Kenya is Officially a middle income country

 
KENYA is now a middle-income country.  Its GDP is US$55.2 billion, 25 percent higher than the previous estimate of US$44.1 billion, says the national statistics office. The Office carried out a rebasing of the GDP accounting period from 2001 to 2009. The exercise established that the Kenya economy was larger than office data since 2006.

Further, the rebase established, the economy more than doubled in the eight-year period to December 2013, rising from US$25 billion in 2006 to $55.2 billion in 2013- a 214 percent increase.  The previous estimates indicated that the economy grew by 196 percent over the same period from US$22.5 billion to US$44.1 billion.

 Consequently, the rebasing found that GDP per capita has risen to US$1246, catapulting the country into a middle-income economy. The World’s bank entry into the middle-income economy is US$1035, meaning that Kenya has just passed the threshold.

  Although the findings of the rebasing vary from this publications' earlier findings which stated that Kenya's per capita income has risen to US$1040.55 from US$991 last year. Go to  http://eaers.blogspot.com/2014/01/kenya-enters-middle-income-class.html, they are generally in tandem with the thrust of our reports. The rebase established that Kenya entered the middle-income level in 2012. Our report had found that the rebase happened in 2013.

 The rebase also improved on another of our earlier reports which stated that Kenya’s GDP would be US$53 billion. That level was reached in 2012 and by December 31, 2013, the economy’s size was $55.2 billion. http://eaers.blogspot.com/2014/07/kenyas-gdp-to-shoot-to-53bn-on-rebase.html.

Following the rebase Kenya is now the 9th largest economy in Africa. Previously, it was number 13 in the continent while its GDP per capita has catapulted her to position 7 in the developing world. Previously it was in position 15.

 There were no spectacular changes in the structure of the economy. However, it established that some sectors were grossly underestimated. Among these is the real estate sector, which is a new entrant into GDP calculations. The sector now contributes 8.2 percent of GDP. It was a sector, that was previously grossly underestimated the review established.

 Previously its gross value added estimates were just below a third of its real value. By 2013 for instance its GVA was estimated at US$941 million while the sector is nearly five times larger. The new data found that the sector’s GVA was US$4.2 billion, the fast-growing ICT sector was also in this category. While its gross Value Added was estimated at just below one billion dollars, it is worth US$2 billion. Other sectors that were significantly underestimated included agriculture and financial services.

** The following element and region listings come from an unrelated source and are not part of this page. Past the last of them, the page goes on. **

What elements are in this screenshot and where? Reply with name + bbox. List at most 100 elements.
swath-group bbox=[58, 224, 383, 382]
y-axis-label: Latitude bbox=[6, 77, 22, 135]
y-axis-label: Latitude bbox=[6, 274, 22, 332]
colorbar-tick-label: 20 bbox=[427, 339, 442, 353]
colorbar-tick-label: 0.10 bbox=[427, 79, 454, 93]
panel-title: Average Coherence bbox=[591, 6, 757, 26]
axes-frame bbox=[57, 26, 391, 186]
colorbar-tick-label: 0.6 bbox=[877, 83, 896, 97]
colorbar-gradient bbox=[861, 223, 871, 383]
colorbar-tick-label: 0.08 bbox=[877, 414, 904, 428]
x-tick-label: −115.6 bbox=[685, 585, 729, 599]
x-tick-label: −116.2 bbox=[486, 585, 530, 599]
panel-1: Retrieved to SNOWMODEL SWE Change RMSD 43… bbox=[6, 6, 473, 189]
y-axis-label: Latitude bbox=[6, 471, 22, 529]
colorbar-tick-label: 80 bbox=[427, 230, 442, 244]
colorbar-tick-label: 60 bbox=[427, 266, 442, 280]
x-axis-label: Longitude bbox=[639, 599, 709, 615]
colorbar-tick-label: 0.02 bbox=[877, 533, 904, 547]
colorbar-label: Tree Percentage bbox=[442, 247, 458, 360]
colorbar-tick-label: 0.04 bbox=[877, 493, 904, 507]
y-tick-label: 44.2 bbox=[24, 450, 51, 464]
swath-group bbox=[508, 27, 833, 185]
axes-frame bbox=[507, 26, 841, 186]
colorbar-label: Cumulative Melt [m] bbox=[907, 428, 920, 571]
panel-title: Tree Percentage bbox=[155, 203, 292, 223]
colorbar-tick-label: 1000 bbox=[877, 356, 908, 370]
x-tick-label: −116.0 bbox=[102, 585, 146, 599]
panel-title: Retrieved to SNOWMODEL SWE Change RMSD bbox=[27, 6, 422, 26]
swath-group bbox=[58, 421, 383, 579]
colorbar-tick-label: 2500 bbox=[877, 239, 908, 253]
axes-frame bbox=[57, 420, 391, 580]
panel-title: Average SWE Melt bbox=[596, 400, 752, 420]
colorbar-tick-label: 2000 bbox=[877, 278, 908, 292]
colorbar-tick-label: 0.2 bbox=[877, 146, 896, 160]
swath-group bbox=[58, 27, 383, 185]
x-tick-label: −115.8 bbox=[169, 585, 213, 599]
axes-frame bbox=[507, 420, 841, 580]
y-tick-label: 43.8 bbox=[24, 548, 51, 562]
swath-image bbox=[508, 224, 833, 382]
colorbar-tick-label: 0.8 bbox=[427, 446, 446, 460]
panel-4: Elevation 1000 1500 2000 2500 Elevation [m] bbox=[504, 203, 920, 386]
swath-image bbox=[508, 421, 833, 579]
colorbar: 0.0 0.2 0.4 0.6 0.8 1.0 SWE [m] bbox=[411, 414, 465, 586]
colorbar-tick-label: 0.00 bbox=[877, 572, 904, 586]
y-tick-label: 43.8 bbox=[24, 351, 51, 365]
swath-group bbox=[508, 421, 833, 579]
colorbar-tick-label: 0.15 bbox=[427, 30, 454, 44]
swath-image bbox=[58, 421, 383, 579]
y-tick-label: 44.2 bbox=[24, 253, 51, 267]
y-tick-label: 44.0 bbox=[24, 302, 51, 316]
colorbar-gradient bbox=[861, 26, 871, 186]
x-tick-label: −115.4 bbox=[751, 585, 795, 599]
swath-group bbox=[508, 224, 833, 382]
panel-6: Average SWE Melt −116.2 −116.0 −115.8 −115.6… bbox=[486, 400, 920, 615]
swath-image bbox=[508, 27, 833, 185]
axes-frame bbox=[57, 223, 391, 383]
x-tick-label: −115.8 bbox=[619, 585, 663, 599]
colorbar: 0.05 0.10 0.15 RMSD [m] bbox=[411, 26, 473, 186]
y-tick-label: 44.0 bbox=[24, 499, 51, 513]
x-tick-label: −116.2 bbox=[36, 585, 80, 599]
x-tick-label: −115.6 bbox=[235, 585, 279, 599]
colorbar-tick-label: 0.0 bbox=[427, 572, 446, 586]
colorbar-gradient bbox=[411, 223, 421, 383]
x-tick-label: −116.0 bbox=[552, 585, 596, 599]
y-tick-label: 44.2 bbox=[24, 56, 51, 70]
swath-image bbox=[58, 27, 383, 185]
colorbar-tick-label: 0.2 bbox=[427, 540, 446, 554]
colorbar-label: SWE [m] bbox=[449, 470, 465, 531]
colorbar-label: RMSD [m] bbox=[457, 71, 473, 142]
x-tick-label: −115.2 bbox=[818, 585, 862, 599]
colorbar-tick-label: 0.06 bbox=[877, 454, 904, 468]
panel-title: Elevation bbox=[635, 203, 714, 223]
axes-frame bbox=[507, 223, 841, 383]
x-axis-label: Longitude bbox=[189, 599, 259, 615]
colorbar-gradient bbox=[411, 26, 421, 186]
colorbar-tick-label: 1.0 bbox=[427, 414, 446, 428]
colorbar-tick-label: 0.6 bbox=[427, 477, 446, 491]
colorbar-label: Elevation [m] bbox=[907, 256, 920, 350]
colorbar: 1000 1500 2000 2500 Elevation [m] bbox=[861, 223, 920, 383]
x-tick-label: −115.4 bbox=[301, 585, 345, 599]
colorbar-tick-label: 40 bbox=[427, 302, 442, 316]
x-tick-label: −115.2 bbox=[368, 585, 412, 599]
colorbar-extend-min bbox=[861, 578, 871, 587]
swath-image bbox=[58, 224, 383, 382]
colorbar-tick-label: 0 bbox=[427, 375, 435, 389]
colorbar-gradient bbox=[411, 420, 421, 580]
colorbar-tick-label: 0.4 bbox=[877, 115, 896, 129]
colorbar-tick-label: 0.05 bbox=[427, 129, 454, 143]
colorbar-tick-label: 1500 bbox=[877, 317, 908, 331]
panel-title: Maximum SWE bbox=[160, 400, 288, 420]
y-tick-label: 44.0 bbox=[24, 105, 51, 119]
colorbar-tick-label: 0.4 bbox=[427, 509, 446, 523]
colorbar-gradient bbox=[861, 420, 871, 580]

Due to the previous undervaluation, even GDP growth rates were not accurate. For instance, GDP in 2008 was estimated to have grown by 1.3 percent. The rebased data shows that growth rate was 0.2 per cent.

But revised after rebasing, the GDP growth rate was higher than estimated in all the years between 2007 and 2013. In 2013 the new base shows, the GDP grew by 5.7 per cent compared to the old system which estimated the growth to have been 4.7 per cent. Consequently all quarterly estimates this year are inaccurate and will need to be revised.

The Kenyan economy is relatively diversified and resilient, even more, robust than previously estimated. It has weathered a lot of storms. These include the Post-election violence that hit the country in 2007/08 that left the economy on its knees.  The violence was by followed a string of external shocks that slowed Kenya’s economic performance. These include the Oil shock of 2008 which at one point rose to $150 per barrel followed by the financial crisis in the West and a severe drought in 2010/11. 

Despite this unholy alliance, the economy has trudged along posting a 3.7 per cent growth in 2009, which peaked at 8.4 in 2010 before retreating to 6.1 per cent in 2011.  It edged up to 4.5 percent in 2012 as fears of the political violence due to elections in 2012 held back economic activity. With elections out of the way, the economy grew by 5.7 percent last year. And according to World Bank officials last week, poverty has declined to 25 per cent down from 43 per cent in 2009.